During a recent meeting, the academic council of Delhi University made a decision to eliminate the chapter titled ‘Modern Indian Political Thought’ from the sixth-semester paper of the BA program. University officials have stated that the matter will now be presented to the executive council of Delhi University (DU) for a final decision, as reported by PTI.
Vice Chancellor Singh said Iqbal wrote songs supporting the “Muslim League” and the “Pakistan Movement”.
“Iqbal was the first to raise the idea of partition of India and the establishment of Pakistan. Instead of teaching such people, we should study our national heroes. Those who laid the foundation to break India should not be in the syllabus,” the vice chancellor (VC) said, after meeting. The university said the VC’s proposal was unanimously passed by the academic council.
In the meeting that ended around 1:20 am on Saturday, the syllabus for the fourth, fifth and sixth semesters of various courses under the Undergraduate Curriculum Framework (UGCF) 2022 was passed, it said.
In addition to the removal of the chapter, the meeting also reviewed the recommendations put forth by the standing committee regarding the proposed BA course by the philosophy department. These recommendations were unanimously approved, with the head of the department in agreement, as stated by the university.

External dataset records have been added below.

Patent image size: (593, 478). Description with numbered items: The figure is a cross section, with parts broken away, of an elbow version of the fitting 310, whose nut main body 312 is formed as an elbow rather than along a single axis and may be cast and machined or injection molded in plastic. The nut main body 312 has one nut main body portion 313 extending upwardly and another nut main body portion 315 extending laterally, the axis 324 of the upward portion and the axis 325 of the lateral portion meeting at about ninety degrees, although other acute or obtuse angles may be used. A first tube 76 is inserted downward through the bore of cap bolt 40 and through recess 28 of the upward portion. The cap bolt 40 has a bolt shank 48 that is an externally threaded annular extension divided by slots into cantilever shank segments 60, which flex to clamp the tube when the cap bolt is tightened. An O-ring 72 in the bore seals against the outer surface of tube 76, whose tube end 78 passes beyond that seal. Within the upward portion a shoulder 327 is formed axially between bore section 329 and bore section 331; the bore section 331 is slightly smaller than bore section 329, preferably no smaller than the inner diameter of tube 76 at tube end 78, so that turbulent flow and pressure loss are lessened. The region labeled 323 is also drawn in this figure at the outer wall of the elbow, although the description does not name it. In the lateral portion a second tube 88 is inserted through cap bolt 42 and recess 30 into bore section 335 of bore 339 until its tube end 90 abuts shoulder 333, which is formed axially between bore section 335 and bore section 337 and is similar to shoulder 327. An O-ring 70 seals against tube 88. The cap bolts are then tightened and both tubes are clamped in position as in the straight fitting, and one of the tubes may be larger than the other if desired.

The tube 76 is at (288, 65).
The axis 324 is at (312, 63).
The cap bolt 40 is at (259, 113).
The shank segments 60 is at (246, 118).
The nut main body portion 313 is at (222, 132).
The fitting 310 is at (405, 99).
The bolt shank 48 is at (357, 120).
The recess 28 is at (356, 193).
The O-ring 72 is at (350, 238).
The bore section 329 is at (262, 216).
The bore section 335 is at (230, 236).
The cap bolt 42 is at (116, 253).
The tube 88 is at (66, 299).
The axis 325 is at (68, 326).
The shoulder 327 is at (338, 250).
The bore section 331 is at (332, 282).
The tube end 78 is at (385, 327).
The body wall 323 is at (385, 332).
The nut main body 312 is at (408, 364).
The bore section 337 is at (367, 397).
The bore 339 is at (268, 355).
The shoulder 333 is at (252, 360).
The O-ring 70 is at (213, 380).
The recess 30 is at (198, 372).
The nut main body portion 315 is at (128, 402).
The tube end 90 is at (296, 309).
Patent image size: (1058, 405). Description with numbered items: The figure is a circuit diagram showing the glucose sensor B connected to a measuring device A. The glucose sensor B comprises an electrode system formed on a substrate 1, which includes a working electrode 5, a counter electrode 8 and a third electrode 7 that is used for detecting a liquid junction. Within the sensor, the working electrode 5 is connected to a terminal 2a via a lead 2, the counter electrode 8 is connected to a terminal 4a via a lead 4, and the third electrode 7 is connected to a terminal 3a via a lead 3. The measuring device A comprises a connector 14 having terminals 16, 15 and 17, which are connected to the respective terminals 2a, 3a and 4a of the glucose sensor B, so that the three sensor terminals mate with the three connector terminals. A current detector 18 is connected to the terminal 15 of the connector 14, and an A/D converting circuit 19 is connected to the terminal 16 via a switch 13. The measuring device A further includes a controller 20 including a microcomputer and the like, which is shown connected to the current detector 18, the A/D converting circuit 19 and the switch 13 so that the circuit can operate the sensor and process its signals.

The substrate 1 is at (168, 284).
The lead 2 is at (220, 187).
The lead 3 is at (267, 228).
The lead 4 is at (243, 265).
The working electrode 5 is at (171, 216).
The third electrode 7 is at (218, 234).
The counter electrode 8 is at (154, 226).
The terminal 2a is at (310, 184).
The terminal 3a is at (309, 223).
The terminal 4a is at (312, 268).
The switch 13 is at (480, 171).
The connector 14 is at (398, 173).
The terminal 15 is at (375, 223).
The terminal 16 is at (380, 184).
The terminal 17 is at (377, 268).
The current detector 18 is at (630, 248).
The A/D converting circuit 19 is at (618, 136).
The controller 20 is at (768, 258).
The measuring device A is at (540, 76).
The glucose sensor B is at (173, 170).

In a recent meeting, the academic council of Delhi University made significant decisions. The philosophy department’s BA courses on “Philosophy of Dr Ambedkar,” “Philosophy of Mahatma Gandhi,” and “Philosophy of Swami Vivekananda” were approved, while the Vice Chancellor also encouraged the inclusion of Savitribai Phule in the curriculum. The head of the economics department was advised to prepare a paper on Dr BR Ambedkar’s economic thoughts, emphasizing the study of Indian, US, and European economic models.
Furthermore, the council approved the introduction of three new B.Tech programs in computer science and engineering, electronics and communication engineering, and electrical engineering, set to commence in the academic session 2023-2024. The Udmoday Foundation’s “University of Delhi Innovation and Startup Policy” also received approval. Additionally, two new five-year LLB courses were sanctioned, along with the establishment of the Center for Independence and Partition Studies. The center aims to research lesser-known heroes, events, and the impact of the Partition, including recording oral histories of those affected.
Approval was granted for the creation of a multi-disciplinary Tribal Studies Center, focusing on various tribes in India, their social, cultural, linguistic, religious, and economic aspects, as well as the contributions of tribal leaders throughout history. The center aims to uncover unsung heroes, document folk traditions, and examine the role of tribal leaders in India’s freedom struggle.
The academic council also gave the go-ahead for the Integrated Teacher Education Program (ITEP), a four-year pilot project, aimed at post-secondary education or following the structure outlined in the National Education Policy-2020 (5+3+3+4). However, six council members dissented, expressing concerns about lack of consultation with teachers and bypassing relevant committees.
In the zero-hour session, various issues were raised, including concerns about displaced temporary and ad hoc teachers, as well as opposition to a Delhi University notification regarding college timings, which allegedly lacked discussion with the academic and executive councils.